4) Après réception du rapport, la Commission_:               

a) informe par écrit les parties à la plainte de la décision qu'elle a prise en vertu des paragraphes 2) ou 3);

b) peut informer toute autre personne, de la manière qu'elle juge indiquée, de la décision qu'elle a prise en vertu des paragraphes 2) ou 3).

3. (1) For all purposes of this Act, the prohibited grounds of discrimination are race, national or ethnic origin, colour, religion, age, sex, sexual orientation, marital status, family status, disability and conviction for which a pardon has been granted.

...

7. It is a discriminatory practice, directly or indirectly,

(a) to refuse to employ or continue to employ any individual, or

(b) in the course of employment, to differentiate adversely in relation to an employee, on a prohibited ground of discrimination.

...

41. (1) Subject to section 40, the Commission shall deal with any complaint filed with it unless in respect of that complaint it appears to the Commission that

(a) the alleged victim of the discriminatory practice to which the complaint relates ought to exhaust grievance or review procedures otherwise reasonably available;(b) the complaint is one that could more appropriately be dealt with, initially or completely, according to a procedure provided for under an Act of Parliament other than this Act;

(c) the complaint is beyond the jurisdiction of the Commission;

(d) the complaint is trivial, frivolous, vexatious or made in bad faith; or

(e) the complaint is based on acts or omissions the last of which occurred more than one year, or such longer period of time as the Commission considers appropriate in the circumstances, before receipt of the complaint.

...

44. (1) An investigator shall, as soon as possible after the conclusion of an investigation, submit to the Commission a report of the findings of the investigation.

(2) If, on receipt of a report referred to in subsection (1), the Commission is satisfied

(a) that the complainant ought to exhaust grievance or review procedures otherwise reasonably available, or

(b) that the complaint could more appropriately be dealt with, initially or completely, by means of a procedure provided for under an Act of Parliament other than this Act,

it shall refer the complainant to the appropriate authority.

(3) On receipt of a report referred to in subsection (1), the Commission

(a) may request the Chairperson of the Tribunal to institute an inquiry under section 49 into the complaint to which the report relates if the Commission is satisfied

(i) that, having regard to all the circumstances of the complaint, an inquiry into the complaint is warranted, and

(ii) that the complaint to which the report relates should not be referred pursuant to subsection (2) or dismissed on any ground mentioned in paragraphs 41(c) to (e); or

(b) shall dismiss the complaint to which the report relates if it is satisfied

(i) that, having regard to all the circumstances of the complaint, an inquiry into the complaint is not warranted, or

(ii) that the complaint should be dismissed on any ground mentioned in paragraphs 41(c) to (e).

(4) After receipt of a report referred to in subsection (1), the Commission

(a) shall notify in writing the complainant and the person against whom the complaint was made of its action under subsection (2) or (3); and

(b) may, in such manner as it sees fit, notify any other person whom it considers necessary to notify of its action under subsection (2) or (3).


LES QUESTIONS LITIGIEUSES

[11]            Mme Gardner a soulevé plusieurs questions dans son mémoire.
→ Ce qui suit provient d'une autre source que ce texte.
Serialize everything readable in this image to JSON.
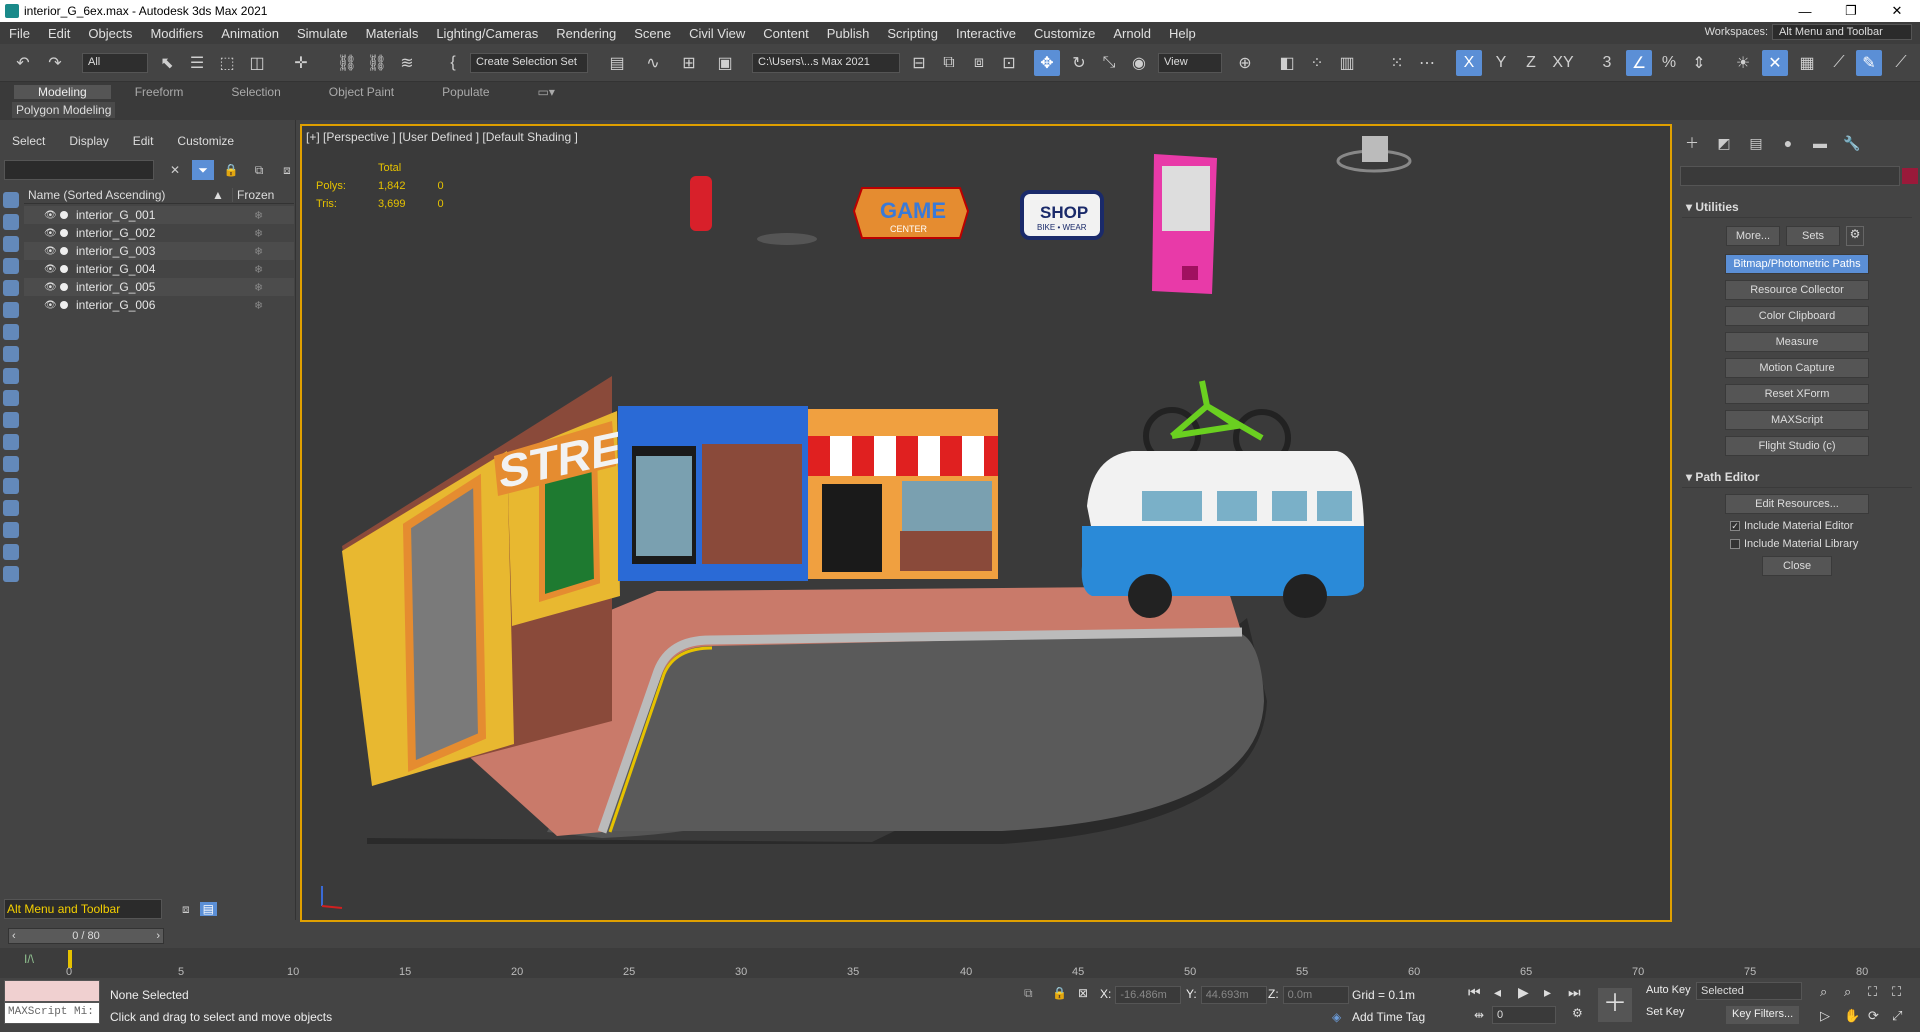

Nous les avons reformulées comme suit :

1- Quelle est la répercussion de la nouvelle preuve que Mme Gardner a pu ajouter au dossier et présenter à la Cour?

2- Le juge a-t-il commis une erreur en déclarant qu'il n'y avait aucune raison de modifier la décision de la Commission portant qu'une enquête sur la plainte n'était pas justifiée?

3- Le juge a-t-il commis une erreur en déclarant que la Commission n'avait pas violé l'équité procédurale en ne motivant pas suffisamment sa décision?

4- Le juge a-t-il commis une erreur en déclarant que l'enquête sur la plainte de

Mme Gardner était suffisamment approfondie?


ANALYSE

1- Quelle est la répercussion de la nouvelle preuve que Mme Gardner a pu ajouter au dossier et présenter à la Cour?

[12]            Avant l'audition de l'appel, Mme Gardner a été autorisée à déposer une nouvelle preuve, soit une lettre datée du 11 mars 2002, un rapport daté d'avril 2000 (Étude sur les frais de logement) et l'annexe D de l'Étude sur les frais de logement présentant une comparaison entre le calcul du loyer à l'aide de la nouvelle et de l'ancienne méthode de calcul. Le Conseil du Trésor a mis à jour la méthode de calcul utilisée dans le tableau des loyers; l'Étude sur les frais de logement décrit cette nouvelle méthode. Cette preuve avait été remise à l'enquêteur mais n'avait pas été déposée devant la Commission, et par le fait même n'avait pas été transmise à Mme Gardner à titre d'élément faisant partie du dossier du tribunal. Elle a appris l'existence de cette preuve par suite de la communication de la preuve documentaire dans le cadre d'une autre demande de contrôle judiciaire.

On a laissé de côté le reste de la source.